My Favourite Film of 2006.



Film For much of 2006, I was at Manchester University enjoying my MA in Screen Studies. The extent to which this was a useful thing in career terms, I'm still trying to decide for reasons which I won't write about here but since it was the moment when I was knee deep in celluloid (or dvds and VHS tape for "viewing lists" as was the mode before Netflix though to be fair probably still is since much of the film canon isn't on Netflix) (unless you agree that Netflix is the canon) it feels like I should be choosing a film for this year which somehow captures the experience of being at university doing that course.

Russian Dolls is the second film in Cedric Klapisch's Xavier series, sequel to L'Auberge Espagnole, sequeled itself with last year's Chinese Puzzle, with its globe trotting protagonist played by Romain Durais becoming romantically involved with his former flatmate Wendy (Kelly Reilly) and investigates Europe's relationship with Russia via the relationship between Wendy's brother played by that Kevin Bishop and a ballerina (played by actual ballerina Evgenia Obraztsova).  As I said in my original review, the title is a metaphor for how Xavier must experience a number of relationships before he reaches the one which will be most important, a process which arguably continued into the third film.

The film is emblematic as the kind of film which I might not have watched before my noughties film education.  While its true that I discovered international cinema as an undergraduate, it's not until the mid-noughties that I really began to discover continental film history with L'Auberge Espagnole  and Bertolucci's The Dreamers as the spark and it's only through film studies that I could really understand what Klapisch's film was trying to do beyond the sex comedy it could too easily be interpreted as being.  One of the most important things my French cinema teacher said was that we should often look at the elements of film as total constructs and representations rather simple entertainment.

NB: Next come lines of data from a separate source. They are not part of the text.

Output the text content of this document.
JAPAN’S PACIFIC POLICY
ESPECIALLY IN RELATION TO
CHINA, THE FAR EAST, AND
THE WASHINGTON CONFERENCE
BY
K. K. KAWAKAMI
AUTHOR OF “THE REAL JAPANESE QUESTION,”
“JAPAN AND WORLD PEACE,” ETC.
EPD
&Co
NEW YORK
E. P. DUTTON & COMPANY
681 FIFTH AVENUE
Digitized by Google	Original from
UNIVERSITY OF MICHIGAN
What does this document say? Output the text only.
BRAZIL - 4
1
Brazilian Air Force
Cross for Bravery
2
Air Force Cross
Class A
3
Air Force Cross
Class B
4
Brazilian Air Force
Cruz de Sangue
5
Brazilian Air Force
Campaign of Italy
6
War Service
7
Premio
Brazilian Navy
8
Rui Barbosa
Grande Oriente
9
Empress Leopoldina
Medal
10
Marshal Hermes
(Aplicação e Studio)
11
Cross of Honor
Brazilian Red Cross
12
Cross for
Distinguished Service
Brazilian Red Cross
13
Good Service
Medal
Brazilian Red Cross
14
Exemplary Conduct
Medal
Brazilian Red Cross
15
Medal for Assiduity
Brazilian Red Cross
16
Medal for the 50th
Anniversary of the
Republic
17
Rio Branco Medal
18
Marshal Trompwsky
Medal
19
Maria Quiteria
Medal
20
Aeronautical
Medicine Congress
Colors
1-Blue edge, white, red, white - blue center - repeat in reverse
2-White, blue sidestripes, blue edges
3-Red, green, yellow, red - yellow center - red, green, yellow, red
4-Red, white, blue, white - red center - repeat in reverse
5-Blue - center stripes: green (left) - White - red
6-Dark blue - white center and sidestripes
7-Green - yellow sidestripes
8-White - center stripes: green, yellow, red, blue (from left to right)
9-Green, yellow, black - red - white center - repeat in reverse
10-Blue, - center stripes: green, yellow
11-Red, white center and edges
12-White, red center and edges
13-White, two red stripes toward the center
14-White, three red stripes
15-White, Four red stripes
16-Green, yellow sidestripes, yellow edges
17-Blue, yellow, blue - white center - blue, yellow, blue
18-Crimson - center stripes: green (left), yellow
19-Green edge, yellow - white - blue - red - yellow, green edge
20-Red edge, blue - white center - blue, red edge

When I sat with a college friend in the tiny screen three at the Cornerhouse in Manchester to see Russian Dolls, all of liberal arts learning, so much forgotten now, was buzzing around my mind, but despite that I still sobbed unashamedly for Wendy on the platform and yet because if it, I think, I forgave Xavier for some of his choices because I could see they were representative of a kind of attitude, part of the director's approach to creating a flawed protagonist (who again arguably doesn't redeem himself until Chinese Puzzle).  That's the dual mindspace the best films can conjure, when the heart and head are both nourished.

I always wonder what happened to my companion for that screening.  We'd met during those French cinema seminars, about gender and sexuality (she was on a different course which shared that module) and we'd chatted afterwards in the cafe afterwards each week over lunch.  We were never really friends, friends, just acquaintances and I don't even remember how it was we came to go to see Russian Dolls together.  But it was also towards the end of the teaching year and I think it was also the last time we saw each other.  If by some remote chance she's reading this it would be nice to get back in touch to update each other.  Though the chances are remote, I'd like to know what she thought of Chinese Puzzle.